Obviously every drop of oil is important from an economic perspective... but Saudi Arabia isn't even the #1 oil importer to the US.. its not even the #2.
If we could get some political stability in Africa, lord knows how much crudes over there waiting to be tapped.
Dear Always Right,
Yeah, but the problem is that it doesn't matter that half our oil doesn't come from the Middle East.
There are two problems. The first is that even the disruption of direct shipments from places like Saudi Arabia or Venezuela could be significant enough to badly harm us. Saudi Arabia sends us over 7% of our oil, and Venezuela sends us around 6%. And Mexico, at over 8%, is hardly a truly stable state.
Disruptions from any of these folks (or disruptions from the Persian Gulf due to a wider war, God forbid) would be very damaging to us directly.
How much production has been taken off-line, probably quite temporarily, from Katrina? And look at what that's done in the short-term. I paid $3.38 per gallon yesterday. Six months of that, and we will have ourselves a nice little recession.
But the second problem is that these folks just don't sell to us. If the Saudis went off-line, let's say because al-Qaeda overthrew the royal family, and shut off the taps, the world loses around 10 million barrels per day. That would be catastrophic. There are a bunch of countries who produce a million or more barrels per day, where if their production goes off-line for political reasons, the whole world market gets a good shaking. Especially right now, with growth in China (and ultimately India, too) creating long-term pressures on the ability of the oil markets to keep supply up with demand.
All this stuff may play out very quickly, and we may find ourselves overnight backed into a corner, from which it will take us some years to escape.
Or maybe it will all play out very slowly, over a matter of decades, so that we can live with the political, economic, social instability, with the need to fight a war here or there to defend our interests, with periodic oil shocks.
sitetest
I'm not sure of your point. Are you saying that you want to lock the U.S. into using $100 a barrel domestic oil, regardless of world oil prices. Good luck selling that. Countries like Iran are far more dependent on exporting their oil than we are on importing it. Barring something very revolutionary, ships and airplanes will continue to require petroleum for hundreds of years. Most other energy requirements could be covered with nuclear, hydro, and geothermal. Don't we have the largest super volcano in the world in this country??? Let's tap a little of that heat.
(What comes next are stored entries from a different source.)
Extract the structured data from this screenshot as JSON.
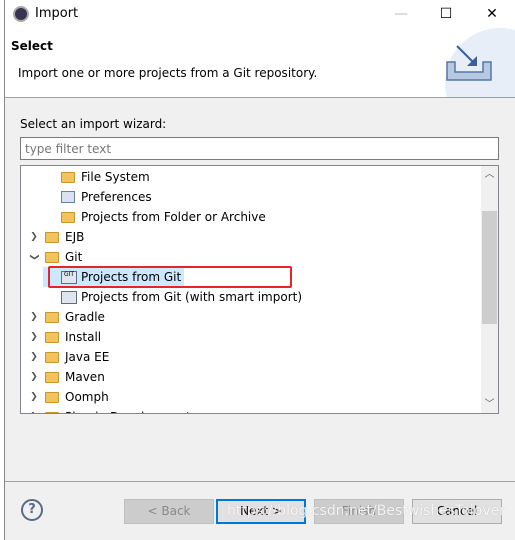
{
  "window": {
    "title": "Import",
    "controls": [
      "minimize",
      "maximize",
      "close"
    ]
  },
  "header": {
    "title": "Select",
    "description": "Import one or more projects from a Git repository."
  },
  "label": "Select an import wizard:",
  "filter": {
    "placeholder": "type filter text",
    "value": ""
  },
  "tree": [
    {
      "label": "File System",
      "icon": "folder-icon",
      "indent": 2
    },
    {
      "label": "Preferences",
      "icon": "preferences-icon",
      "indent": 2
    },
    {
      "label": "Projects from Folder or Archive",
      "icon": "folder-icon",
      "indent": 2
    },
    {
      "label": "EJB",
      "icon": "folder-icon",
      "indent": 1,
      "toggle": "collapsed"
    },
    {
      "label": "Git",
      "icon": "folder-icon",
      "indent": 1,
      "toggle": "expanded"
    },
    {
      "label": "Projects from Git",
      "icon": "git-icon",
      "indent": 2,
      "selected": true
    },
    {
      "label": "Projects from Git (with smart import)",
      "icon": "git-import-icon",
      "indent": 2
    },
    {
      "label": "Gradle",
      "icon": "folder-icon",
      "indent": 1,
      "toggle": "collapsed"
    },
    {
      "label": "Install",
      "icon": "folder-icon",
      "indent": 1,
      "toggle": "collapsed"
    },
    {
      "label": "Java EE",
      "icon": "folder-icon",
      "indent": 1,
      "toggle": "collapsed"
    },
    {
      "label": "Maven",
      "icon": "folder-icon",
      "indent": 1,
      "toggle": "collapsed"
    },
    {
      "label": "Oomph",
      "icon": "folder-icon",
      "indent": 1,
      "toggle": "collapsed"
    },
    {
      "label": "Plug-in Development",
      "icon": "folder-icon",
      "indent": 1,
      "toggle": "collapsed"
    }
  ],
  "buttons": {
    "back": "< Back",
    "next": "Next >",
    "finish": "Finish",
    "cancel": "Cancel"
  },
  "watermark": "https://blog.csdn.net/BestwishesTolover",
  "colors": {
    "highlight_box": "#e8242b",
    "selection": "#cce8ff",
    "default_button": "#0078d7"
  }
}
That is because I wrote it so poorly. What I was trying to say is I do not agree with the concept of paying other countries for more and more decades while we sit on our own. Alternative fuels and sources of petroleum are being developed. Fields like ANWR take time to bring to market. I do not believe we can determine market values and changing technology well enough to postpone our own oil production and still achieve maximum value. We just continue to build other countries up while we them send our cash.
Dear thackney,
"We just continue to build other countries up while we them send our cash."
Indeed, and at current prices, we're sending them about $850 million per DAY. That's over $300 BILLION per year.
sitetest
Ah, Arkie's right on this one. I made a mistake on that one.
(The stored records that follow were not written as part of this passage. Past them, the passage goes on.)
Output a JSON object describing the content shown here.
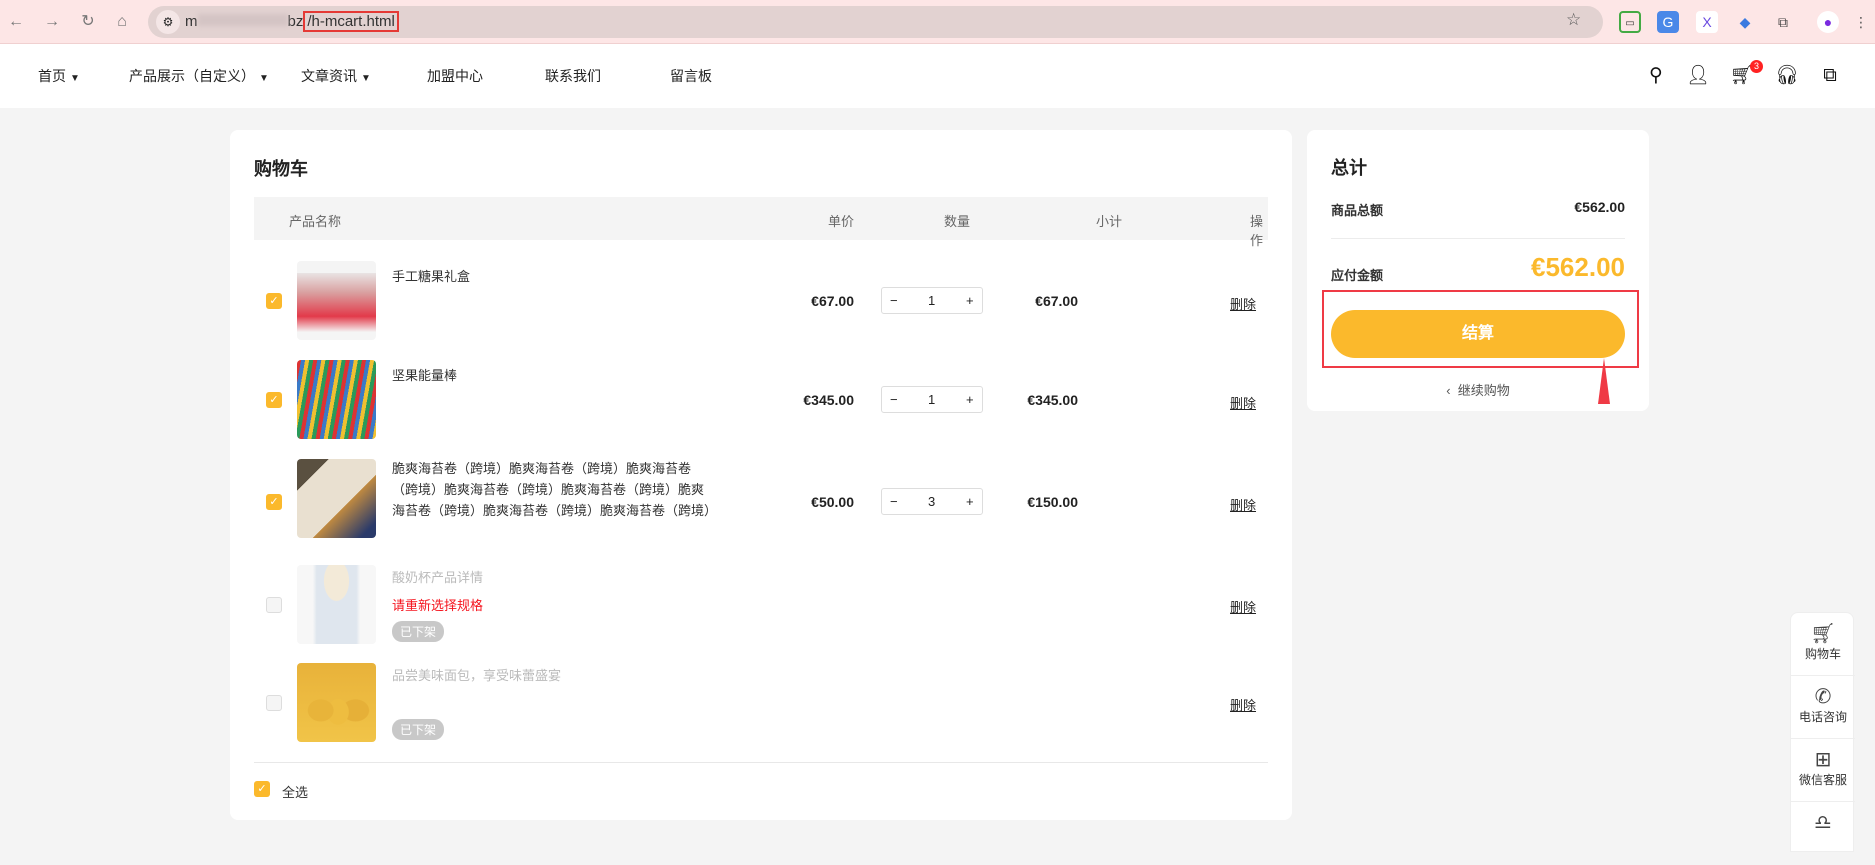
{
  "browser": {
    "url_prefix": "m",
    "url_host_tail": "bz",
    "url_path": "/h-mcart.html"
  },
  "nav": {
    "items": [
      {
        "label": "首页",
        "dropdown": true
      },
      {
        "label": "产品展示（自定义）",
        "dropdown": true
      },
      {
        "label": "文章资讯",
        "dropdown": true
      },
      {
        "label": "加盟中心"
      },
      {
        "label": "联系我们"
      },
      {
        "label": "留言板"
      }
    ],
    "cart_count": "3"
  },
  "cart": {
    "title": "购物车",
    "columns": {
      "name": "产品名称",
      "price": "单价",
      "qty": "数量",
      "subtotal": "小计",
      "action": "操作"
    },
    "items": [
      {
        "name": "手工糖果礼盒",
        "price": "€67.00",
        "qty": "1",
        "subtotal": "€67.00",
        "action": "删除",
        "checked": true
      },
      {
        "name": "坚果能量棒",
        "price": "€345.00",
        "qty": "1",
        "subtotal": "€345.00",
        "action": "删除",
        "checked": true
      },
      {
        "name": "脆爽海苔卷（跨境）脆爽海苔卷（跨境）脆爽海苔卷（跨境）脆爽海苔卷（跨境）脆爽海苔卷（跨境）脆爽海苔卷（跨境）脆爽海苔卷（跨境）脆爽海苔卷（跨境）",
        "price": "€50.00",
        "qty": "3",
        "subtotal": "€150.00",
        "action": "删除",
        "checked": true
      },
      {
        "name": "酸奶杯产品详情",
        "warning": "请重新选择规格",
        "status": "已下架",
        "action": "删除",
        "checked": false
      },
      {
        "name": "品尝美味面包，享受味蕾盛宴",
        "status": "已下架",
        "action": "删除",
        "checked": false
      }
    ],
    "select_all": "全选",
    "minus": "−",
    "plus": "+"
  },
  "summary": {
    "title": "总计",
    "goods_total_label": "商品总额",
    "goods_total": "€562.00",
    "payable_label": "应付金额",
    "payable": "€562.00",
    "checkout": "结算",
    "continue": "继续购物"
  },
  "float": {
    "items": [
      "购物车",
      "电话咨询",
      "微信客服"
    ]
  },
  "colors": {
    "accent": "#fbb92c",
    "warning": "#f5141e",
    "annotation": "#ef3a45"
  }
}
Go get it. I know Colorado does pump some oil around Grand Junction but I don't know how much.
sigh....
slow learner here I gues....
If this is the first you have heard of it, you need to get out from under that rock more often. I read about this crap when I was a kid.
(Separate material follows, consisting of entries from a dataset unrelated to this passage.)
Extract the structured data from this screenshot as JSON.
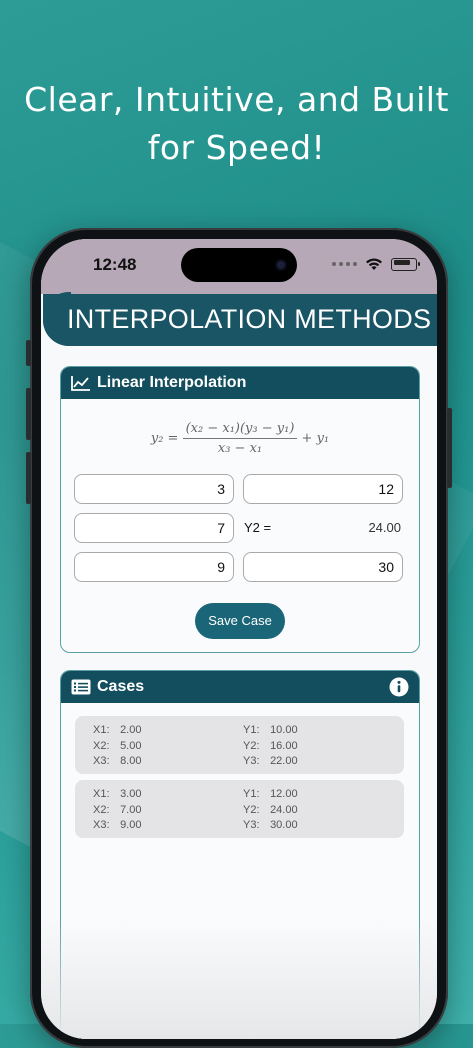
{
  "headline": {
    "line1": "Clear, Intuitive, and Built",
    "line2": "for Speed!"
  },
  "status_bar": {
    "time": "12:48"
  },
  "app": {
    "title": "INTERPOLATION METHODS"
  },
  "linear_card": {
    "title": "Linear Interpolation",
    "icon": "line-chart-icon",
    "formula": {
      "lhs": "y₂ =",
      "numerator": "(x₂ − x₁)(y₃ − y₁)",
      "denominator": "x₃ − x₁",
      "rhs": "+ y₁"
    },
    "fields": {
      "x1": "3",
      "y1": "12",
      "x2": "7",
      "x3": "9",
      "y3": "30"
    },
    "result_label": "Y2 =",
    "result_value": "24.00",
    "save_label": "Save Case"
  },
  "cases_card": {
    "title": "Cases",
    "icon": "list-icon",
    "info_icon": "info-icon",
    "cases": [
      {
        "x1_label": "X1:",
        "x1": "2.00",
        "x2_label": "X2:",
        "x2": "5.00",
        "x3_label": "X3:",
        "x3": "8.00",
        "y1_label": "Y1:",
        "y1": "10.00",
        "y2_label": "Y2:",
        "y2": "16.00",
        "y3_label": "Y3:",
        "y3": "22.00"
      },
      {
        "x1_label": "X1:",
        "x1": "3.00",
        "x2_label": "X2:",
        "x2": "7.00",
        "x3_label": "X3:",
        "x3": "9.00",
        "y1_label": "Y1:",
        "y1": "12.00",
        "y2_label": "Y2:",
        "y2": "24.00",
        "y3_label": "Y3:",
        "y3": "30.00"
      }
    ]
  },
  "colors": {
    "header": "#134e5e",
    "button": "#1a6678",
    "background": "#229792"
  }
}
Now is the time to set a minimum price of oil in the U.S. - say $50 a barrel. Any time the price falls below that a tax kicks in. The money is later rebated to the American taxpayer - probably at the end of each year - around Christmas time would be best.
By setting the price at $50, rather than having it fluctuate between $20/30 to $70+ per barrel other alternate non mideast fuels will be profitable and become available.
Is this news? Maybe at the present cost of a barrel of oil this place is looking good, but it has been known for 1/2 century or more.